Tener que dibujar por medio del viejo método del compás y d la T resultaba aburrido y lento, y no tenía ni un minuto que perder de manera que construí a Dan Dibujante antes de volver a montar a Frank Flexible. Con la diferencia de que esta vez Frank Flexíble se convirtió en Pet Proteico, el autómata para todo uso, conectado de tal manera que podría hacer casi todo lo que un hombre puede hacer, siempre y cuando se instruyese adecuadamente a sus tubo Thorsen. Sabía que Pet Proteico no quedaría así, sino que en sus descendientes se desarrollarían una multitud de dispositivos especializados, pero quería establecer mis derechos de la manera más amplia posible.
Para las patentes no se necesitan modelos que funcionen, sino sencillamente dibujos y descripciones.
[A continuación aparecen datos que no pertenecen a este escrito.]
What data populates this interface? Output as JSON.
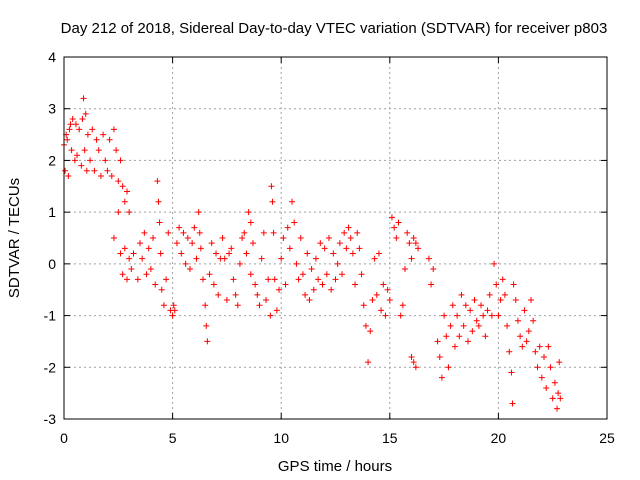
{
  "chart_data": {
    "type": "scatter",
    "title": "Day 212 of 2018, Sidereal Day-to-day VTEC variation (SDTVAR) for receiver p803",
    "xlabel": "GPS time / hours",
    "ylabel": "SDTVAR / TECUs",
    "xlim": [
      0,
      25
    ],
    "ylim": [
      -3,
      4
    ],
    "xticks": [
      "0",
      "5",
      "10",
      "15",
      "20",
      "25"
    ],
    "yticks": [
      "-3",
      "-2",
      "-1",
      "0",
      "1",
      "2",
      "3",
      "4"
    ],
    "grid": true,
    "marker": "+",
    "series": [
      {
        "name": "SDTVAR",
        "color": "#ff0000",
        "points": [
          [
            0.0,
            2.3
          ],
          [
            0.05,
            1.8
          ],
          [
            0.1,
            2.5
          ],
          [
            0.15,
            2.4
          ],
          [
            0.2,
            1.7
          ],
          [
            0.25,
            2.6
          ],
          [
            0.3,
            2.7
          ],
          [
            0.35,
            2.2
          ],
          [
            0.4,
            2.8
          ],
          [
            0.5,
            2.0
          ],
          [
            0.55,
            2.7
          ],
          [
            0.6,
            2.1
          ],
          [
            0.7,
            2.6
          ],
          [
            0.8,
            1.9
          ],
          [
            0.85,
            2.8
          ],
          [
            0.9,
            3.2
          ],
          [
            0.95,
            2.2
          ],
          [
            1.0,
            2.9
          ],
          [
            1.05,
            1.8
          ],
          [
            1.1,
            2.5
          ],
          [
            1.2,
            2.0
          ],
          [
            1.3,
            2.6
          ],
          [
            1.4,
            1.8
          ],
          [
            1.5,
            2.4
          ],
          [
            1.6,
            2.2
          ],
          [
            1.7,
            1.7
          ],
          [
            1.8,
            2.5
          ],
          [
            1.9,
            2.0
          ],
          [
            2.0,
            1.8
          ],
          [
            2.1,
            2.4
          ],
          [
            2.2,
            1.7
          ],
          [
            2.3,
            2.6
          ],
          [
            2.4,
            2.2
          ],
          [
            2.5,
            1.6
          ],
          [
            2.6,
            2.0
          ],
          [
            2.7,
            1.5
          ],
          [
            2.8,
            1.2
          ],
          [
            2.9,
            1.4
          ],
          [
            3.0,
            1.0
          ],
          [
            2.3,
            0.5
          ],
          [
            2.5,
            1.0
          ],
          [
            2.6,
            0.2
          ],
          [
            2.7,
            -0.2
          ],
          [
            2.8,
            0.3
          ],
          [
            2.9,
            -0.3
          ],
          [
            3.0,
            0.1
          ],
          [
            3.1,
            -0.1
          ],
          [
            3.2,
            0.2
          ],
          [
            3.4,
            -0.3
          ],
          [
            3.5,
            0.4
          ],
          [
            3.6,
            0.1
          ],
          [
            3.7,
            0.6
          ],
          [
            3.8,
            -0.2
          ],
          [
            3.9,
            0.3
          ],
          [
            4.0,
            -0.1
          ],
          [
            4.1,
            0.5
          ],
          [
            4.2,
            -0.4
          ],
          [
            4.3,
            1.6
          ],
          [
            4.35,
            1.2
          ],
          [
            4.4,
            0.8
          ],
          [
            4.45,
            0.2
          ],
          [
            4.5,
            -0.5
          ],
          [
            4.6,
            -0.8
          ],
          [
            4.7,
            -0.3
          ],
          [
            4.8,
            0.6
          ],
          [
            4.9,
            -0.9
          ],
          [
            5.0,
            -1.0
          ],
          [
            5.05,
            -0.8
          ],
          [
            5.1,
            -0.9
          ],
          [
            5.2,
            0.4
          ],
          [
            5.3,
            0.7
          ],
          [
            5.4,
            0.2
          ],
          [
            5.5,
            0.6
          ],
          [
            5.6,
            0.0
          ],
          [
            5.7,
            0.5
          ],
          [
            5.8,
            -0.1
          ],
          [
            5.9,
            0.4
          ],
          [
            6.0,
            0.7
          ],
          [
            6.1,
            0.1
          ],
          [
            6.2,
            1.0
          ],
          [
            6.25,
            0.6
          ],
          [
            6.3,
            0.3
          ],
          [
            6.4,
            -0.3
          ],
          [
            6.5,
            -0.8
          ],
          [
            6.55,
            -1.2
          ],
          [
            6.6,
            -1.5
          ],
          [
            6.7,
            -0.2
          ],
          [
            6.8,
            0.4
          ],
          [
            6.9,
            -0.4
          ],
          [
            7.0,
            0.2
          ],
          [
            7.1,
            -0.6
          ],
          [
            7.2,
            0.1
          ],
          [
            7.3,
            0.5
          ],
          [
            7.4,
            0.1
          ],
          [
            7.5,
            -0.7
          ],
          [
            7.6,
            0.2
          ],
          [
            7.7,
            0.3
          ],
          [
            7.8,
            -0.3
          ],
          [
            7.9,
            -0.6
          ],
          [
            8.0,
            -0.8
          ],
          [
            8.1,
            0.0
          ],
          [
            8.2,
            0.5
          ],
          [
            8.3,
            0.6
          ],
          [
            8.4,
            0.2
          ],
          [
            8.6,
            -0.2
          ],
          [
            8.8,
            -0.4
          ],
          [
            8.5,
            1.0
          ],
          [
            8.6,
            0.8
          ],
          [
            8.7,
            0.4
          ],
          [
            8.9,
            -0.6
          ],
          [
            9.0,
            -0.8
          ],
          [
            9.1,
            0.1
          ],
          [
            9.2,
            0.6
          ],
          [
            9.3,
            -0.7
          ],
          [
            9.4,
            -0.3
          ],
          [
            9.5,
            -1.0
          ],
          [
            9.55,
            1.5
          ],
          [
            9.6,
            1.2
          ],
          [
            9.65,
            0.6
          ],
          [
            9.7,
            -0.3
          ],
          [
            9.8,
            -0.9
          ],
          [
            9.9,
            -0.5
          ],
          [
            10.0,
            0.1
          ],
          [
            10.1,
            0.5
          ],
          [
            10.2,
            -0.4
          ],
          [
            10.3,
            0.7
          ],
          [
            10.4,
            0.3
          ],
          [
            10.5,
            1.2
          ],
          [
            10.6,
            0.8
          ],
          [
            10.7,
            0.0
          ],
          [
            10.8,
            -0.3
          ],
          [
            10.9,
            0.5
          ],
          [
            11.0,
            -0.2
          ],
          [
            11.1,
            -0.6
          ],
          [
            11.2,
            0.2
          ],
          [
            11.3,
            -0.7
          ],
          [
            11.4,
            -0.1
          ],
          [
            11.5,
            -0.5
          ],
          [
            11.6,
            0.1
          ],
          [
            11.7,
            -0.3
          ],
          [
            11.8,
            0.4
          ],
          [
            11.9,
            -0.4
          ],
          [
            12.0,
            0.3
          ],
          [
            12.1,
            -0.2
          ],
          [
            12.2,
            0.5
          ],
          [
            12.3,
            -0.5
          ],
          [
            12.4,
            0.2
          ],
          [
            12.5,
            -0.3
          ],
          [
            12.6,
            0.0
          ],
          [
            12.7,
            0.4
          ],
          [
            12.8,
            -0.2
          ],
          [
            12.9,
            0.6
          ],
          [
            13.0,
            0.3
          ],
          [
            13.1,
            0.7
          ],
          [
            13.2,
            0.5
          ],
          [
            13.3,
            0.2
          ],
          [
            13.4,
            -0.4
          ],
          [
            13.5,
            0.6
          ],
          [
            13.6,
            0.3
          ],
          [
            13.7,
            -0.2
          ],
          [
            13.8,
            -0.8
          ],
          [
            13.9,
            -1.2
          ],
          [
            14.0,
            -1.9
          ],
          [
            14.1,
            -1.3
          ],
          [
            14.2,
            -0.7
          ],
          [
            14.3,
            0.1
          ],
          [
            14.4,
            -0.6
          ],
          [
            14.5,
            0.2
          ],
          [
            14.6,
            -0.9
          ],
          [
            14.7,
            -0.4
          ],
          [
            14.8,
            -1.0
          ],
          [
            14.9,
            -0.5
          ],
          [
            15.0,
            -0.7
          ],
          [
            15.1,
            0.9
          ],
          [
            15.2,
            0.7
          ],
          [
            15.3,
            0.5
          ],
          [
            15.4,
            0.8
          ],
          [
            15.5,
            -1.0
          ],
          [
            15.6,
            -0.8
          ],
          [
            15.7,
            -0.1
          ],
          [
            15.8,
            0.6
          ],
          [
            15.9,
            0.4
          ],
          [
            16.0,
            0.1
          ],
          [
            16.1,
            0.5
          ],
          [
            16.2,
            0.4
          ],
          [
            16.0,
            -1.8
          ],
          [
            16.1,
            -1.9
          ],
          [
            16.2,
            -2.0
          ],
          [
            16.3,
            0.3
          ],
          [
            16.8,
            0.1
          ],
          [
            16.9,
            -0.4
          ],
          [
            17.0,
            -0.1
          ],
          [
            17.2,
            -1.5
          ],
          [
            17.3,
            -1.8
          ],
          [
            17.4,
            -2.2
          ],
          [
            17.5,
            -1.0
          ],
          [
            17.6,
            -1.4
          ],
          [
            17.7,
            -2.0
          ],
          [
            17.8,
            -1.2
          ],
          [
            17.9,
            -0.8
          ],
          [
            18.0,
            -1.6
          ],
          [
            18.1,
            -1.0
          ],
          [
            18.2,
            -1.4
          ],
          [
            18.3,
            -0.6
          ],
          [
            18.4,
            -1.2
          ],
          [
            18.5,
            -0.8
          ],
          [
            18.6,
            -1.5
          ],
          [
            18.7,
            -0.9
          ],
          [
            18.8,
            -1.3
          ],
          [
            18.9,
            -0.7
          ],
          [
            19.0,
            -1.1
          ],
          [
            19.1,
            -1.2
          ],
          [
            19.2,
            -0.8
          ],
          [
            19.3,
            -1.0
          ],
          [
            19.4,
            -1.4
          ],
          [
            19.5,
            -0.9
          ],
          [
            19.6,
            -0.6
          ],
          [
            19.7,
            -1.0
          ],
          [
            19.8,
            0.0
          ],
          [
            19.9,
            -0.4
          ],
          [
            20.0,
            -1.0
          ],
          [
            20.1,
            -0.7
          ],
          [
            20.2,
            -0.3
          ],
          [
            20.3,
            -0.6
          ],
          [
            20.4,
            -1.2
          ],
          [
            20.5,
            -1.7
          ],
          [
            20.6,
            -2.1
          ],
          [
            20.65,
            -2.7
          ],
          [
            20.7,
            -0.4
          ],
          [
            20.8,
            -0.7
          ],
          [
            20.9,
            -1.1
          ],
          [
            21.0,
            -1.4
          ],
          [
            21.1,
            -1.6
          ],
          [
            21.2,
            -0.9
          ],
          [
            21.3,
            -1.5
          ],
          [
            21.4,
            -1.3
          ],
          [
            21.5,
            -0.7
          ],
          [
            21.6,
            -1.1
          ],
          [
            21.7,
            -1.7
          ],
          [
            21.8,
            -2.0
          ],
          [
            21.9,
            -1.6
          ],
          [
            22.0,
            -2.2
          ],
          [
            22.1,
            -1.8
          ],
          [
            22.2,
            -2.4
          ],
          [
            22.3,
            -1.6
          ],
          [
            22.4,
            -2.0
          ],
          [
            22.5,
            -2.6
          ],
          [
            22.6,
            -2.3
          ],
          [
            22.7,
            -2.8
          ],
          [
            22.75,
            -2.5
          ],
          [
            22.8,
            -1.9
          ],
          [
            22.85,
            -2.6
          ]
        ]
      }
    ]
  }
}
Pero yo necesitaba buenos modelos, modelos que funcionasen perfectamente y que cualquiera pudiese maniobrar, puesto que esos modelos tendrían que venderse a si mismos, demostrar lo prácticos que eran y que habían sido diseñados con una economía tan evidente en su eventual producción en ingeniería, que no solamente funcionaban, sino que representarían una buena inversión; la oficina de patentes está atiborrada de cosas que funcionan, pero que carecen de valor comercial.
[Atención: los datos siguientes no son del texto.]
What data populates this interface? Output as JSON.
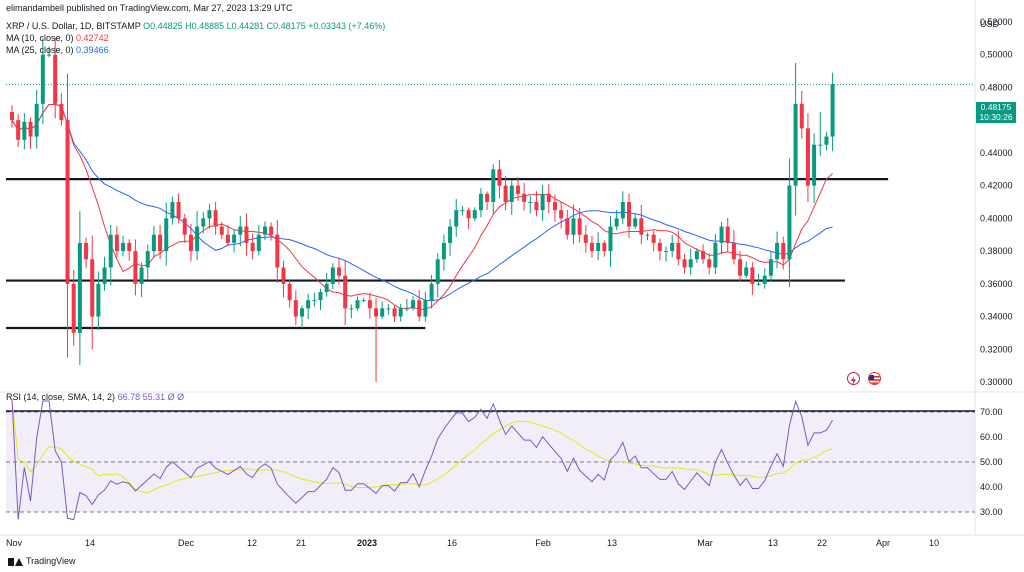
{
  "header": {
    "author": "elimandambell published on TradingView.com, Mar 27, 2023 13:29 UTC",
    "symbol": "XRP / U.S. Dollar, 1D, BITSTAMP",
    "ohlc": "O0.44825  H0.48885  L0.44281  C0.48175  +0.03343 (+7.46%)",
    "ma10_label": "MA (10, close, 0)",
    "ma10_value": "0.42742",
    "ma25_label": "MA (25, close, 0)",
    "ma25_value": "0.39466",
    "rsi_label": "RSI (14, close, SMA, 14, 2)",
    "rsi_values": "66.78  55.31  Ø  Ø"
  },
  "price_badge": {
    "price": "0.48175",
    "countdown": "10:30:26"
  },
  "footer": {
    "brand": "TradingView"
  },
  "colors": {
    "up": "#089981",
    "down": "#f23645",
    "ma10": "#f23645",
    "ma25": "#2962ff",
    "rsi": "#7e57c2",
    "rsi_ma": "#e6e61a"
  },
  "icons": [
    "lightning-icon",
    "flag-icon",
    "tradingview-logo-icon"
  ],
  "chart_data": {
    "type": "candlestick",
    "currency_label": "USD",
    "price_axis_ticks": [
      "0.52000",
      "0.50000",
      "0.48000",
      "0.46000",
      "0.44000",
      "0.42000",
      "0.40000",
      "0.38000",
      "0.36000",
      "0.34000",
      "0.32000",
      "0.30000"
    ],
    "rsi_axis_ticks": [
      "70.00",
      "60.00",
      "50.00",
      "40.00",
      "30.00"
    ],
    "x_axis_ticks": [
      "Nov",
      "14",
      "Dec",
      "12",
      "21",
      "2023",
      "16",
      "Feb",
      "13",
      "Mar",
      "13",
      "22",
      "Apr",
      "10"
    ],
    "ylim": [
      0.3,
      0.52
    ],
    "rsi_ylim": [
      25,
      75
    ],
    "rsi_levels": [
      70,
      50,
      30
    ],
    "horizontal_lines": [
      {
        "price": 0.424,
        "from_day": 0,
        "to_day": 142
      },
      {
        "price": 0.362,
        "from_day": 0,
        "to_day": 135
      },
      {
        "price": 0.333,
        "from_day": 0,
        "to_day": 67
      }
    ],
    "closes": [
      0.46,
      0.448,
      0.459,
      0.45,
      0.47,
      0.5,
      0.5,
      0.47,
      0.46,
      0.36,
      0.33,
      0.385,
      0.375,
      0.34,
      0.36,
      0.37,
      0.39,
      0.38,
      0.385,
      0.38,
      0.36,
      0.37,
      0.38,
      0.39,
      0.38,
      0.4,
      0.41,
      0.4,
      0.39,
      0.38,
      0.395,
      0.4,
      0.405,
      0.395,
      0.39,
      0.385,
      0.39,
      0.395,
      0.385,
      0.38,
      0.39,
      0.395,
      0.39,
      0.37,
      0.36,
      0.35,
      0.34,
      0.345,
      0.35,
      0.35,
      0.355,
      0.36,
      0.37,
      0.365,
      0.345,
      0.345,
      0.35,
      0.35,
      0.345,
      0.34,
      0.345,
      0.345,
      0.34,
      0.345,
      0.345,
      0.35,
      0.34,
      0.35,
      0.36,
      0.375,
      0.385,
      0.395,
      0.405,
      0.405,
      0.4,
      0.405,
      0.415,
      0.41,
      0.43,
      0.42,
      0.41,
      0.42,
      0.415,
      0.41,
      0.41,
      0.405,
      0.415,
      0.41,
      0.405,
      0.4,
      0.39,
      0.4,
      0.39,
      0.385,
      0.38,
      0.385,
      0.38,
      0.395,
      0.4,
      0.41,
      0.395,
      0.4,
      0.39,
      0.39,
      0.385,
      0.38,
      0.38,
      0.385,
      0.375,
      0.37,
      0.375,
      0.38,
      0.375,
      0.37,
      0.385,
      0.395,
      0.385,
      0.375,
      0.365,
      0.37,
      0.36,
      0.36,
      0.365,
      0.375,
      0.385,
      0.375,
      0.42,
      0.47,
      0.455,
      0.42,
      0.445,
      0.445,
      0.45,
      0.482
    ],
    "closing_price": 0.48175,
    "ma10_last": 0.42742,
    "ma25_last": 0.39466,
    "rsi_last": 66.78,
    "rsi_ma_last": 55.31
  }
}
El trabajo avanzaba lenta y rápidamente al mismo tiempo: rápidamente porque sabía con exactitud lo que hacía, y lentamente porque carecía de taller adecuado y de ayuda. Por fin, y con gran pesar, eché mano de mi preciosa reserva en efectivo para alquilar algunas herramientas, y a partir de entonces las cosas fueron mejor. Trabajaba desde el desayuno hasta quedar agotado, siete días por semana, salvo por cosa así como un fin de semana por mes con John y Jenny en el club del trasero-al-aire cercano a Boulder. A principios de septiembre tenía ya los dos modelos en funcionamiento satisfactorio y estaba a punto de comenzar con los dibujos y las descripciones. Diseñé, y encargué la fabricación de bonitas placas de cobertura para ambos, e hice que me cromasen las partes externas movibles; ésos fueron los únicos trabajos que di a hacer fuera y me dolió gastar el dinero, pero me pareció necesario. Desde luego, había utilizado en todo lo posible los componentes estándar que podían conseguirse; de otro modo no hubiese podido construir los modelos, ni hubiesen sido comerciales al ser terminados. Pero no me gustaba gastarme el dinero en embelecamientos hechos por encargo.
No tuve tiempo de salir, y fue mejor así. Una vez, cuando estaba comprando un servomotor, me encontré con un tipo a quien había conocido en California. Me habló, y le contesté antes de haberlo pensado.
—¡Hola, Dan! ¡Danny Davis! ¡Qué casualidad encontrarte aquí! Creía que estabas en Mojave.
Nos dimos la mano.
—Es solamente un breve viaje de negocios. Vuelvo dentro de pocos días.
—Yo vuelvo esta tarde. Llamaré a Miles y le diré que te he visto.
Puse cara de preocupado, y la verdad es que lo estaba.
—Por favor, no hagas eso.
—¿Por qué no? ¿Es que Miles y tú no sois ya aquellos amigos entrañables de siempre?
—Pues… mira, Mort, Miles no sabe que estoy aquí. Debería estar en Alburquerque en asuntos de la Compañía. Pero en vez de ir allí me vine aquí en avión para un asunto estrictamente personal. ¿Comprendes? No tiene nada que ver con la Compañía. Y no tengo ganas de discutirlo con Miles.
Puso cara de enterado.
—¿Cosa de mujeres?
—Pues… sí.
—¿Casada?
—Algo así.
Me dio un codazo en las costillas y guiñó el ojo.
—Comprendo. El viejo Miles es un puritano, ¿verdad? bueno, esta vez te haré de pantalla, y otra vez lo podrás hacer tú por mi. ¿Está buena?